In an editorial backing Mr Cameron, The Times wrote: "The coalition took tough decisions to rekindle prosperity in Britain. The choice tomorrow is between building on that achievement or letting it unravel."

But the Guardian warned of a "hitlist of welfare cuts", reporting that civil servants had considered barring under-25s from housing benefits and abolishing maternity pay as options to keep costs down in the next administration.


While neither of the two main party leaders is talking in public about the possibility of a minority government, the polls suggest that Britain is heading that way for the first time since 1997.

The BBC's poll of polls puts the Conservatives and Labour at 34 per cent and 33 per cent respectively, figures that have barely shifted since the start of the election.

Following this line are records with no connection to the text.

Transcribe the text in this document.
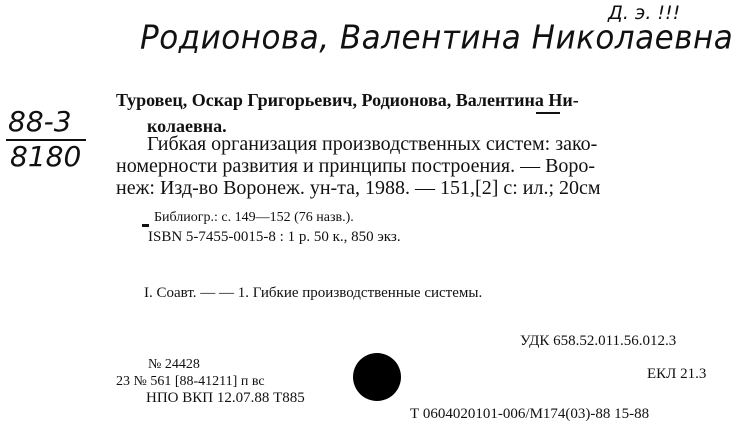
Родионова, Валентина Николаевна
Д. э. !!!
88-3
8180
Туровец, Оскар Григорьевич, Родионова, Валентина Ни-
колаевна.
Гибкая организация производственных систем: зако-
номерности развития и принципы построения. — Воро-
неж: Изд-во Воронеж. ун-та, 1988. — 151,[2] с: ил.; 20см
Библиогр.: с. 149—152 (76 назв.).
ISBN 5-7455-0015-8 : 1 р. 50 к., 850 экз.
I. Соавт. — — 1. Гибкие производственные системы.
УДК 658.52.011.56.012.3
ЕКЛ 21.3
№ 24428
23 № 561 [88-41211] п вс
НПО ВКП 12.07.88 T885
Т 0604020101-006/М174(03)-88 15-88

It is thought that neither of the main parties will win a clear majority in the 650-seat House of Commons - in practice 323, since Irish nationalists Sinn Fein and the speaker do not take up their seats.

Therefore the role of smaller parties such as the Liberal Democrats and the SNP is likely to be crucial.

Liberal Democrat leader Nick Clegg, whose centrist party has been the junior partner in Mr Cameron's Conservative-led coalition for the past five years, openly raised the prospect of a second election this year on the campaign trail.

He said that only his party, which is keeping open the possibility of backing either of the two main parties, could help create a stable government by working with the Conservatives or Labour.

"Everybody knows that no one will win this election, even if David Cameron and Ed Miliband won't admit it publicly," Mr Clegg said.

"The last thing Britain needs is a second election before Christmas. But that is exactly what will happen if Ed Miliband and David Cameron put their own political interest ahead of the national interest."

But the Liberal Democrats could lose half their 57 members of parliament, and Mr Clegg himself is fighting to keep his seat.

Meanwhile, the SNP could win more than 50 of the 59 seats in Scotland, despite losing last year's independence referendum.

Mr Sturgeon has vowed to block the Conservatives and wants to work with Labour while extracting concessions such as stopping austerity cuts and scrapping Britain's Trident nuclear deterrent submarines, based in Scottish waters.

"The fact of the matter is, if there's an anti-Tory (Conservative) majority on Friday morning, I want to see that anti-Tory majority come together to get the Tories out, but then make sure that it's replaced with something better," Sturgeon said.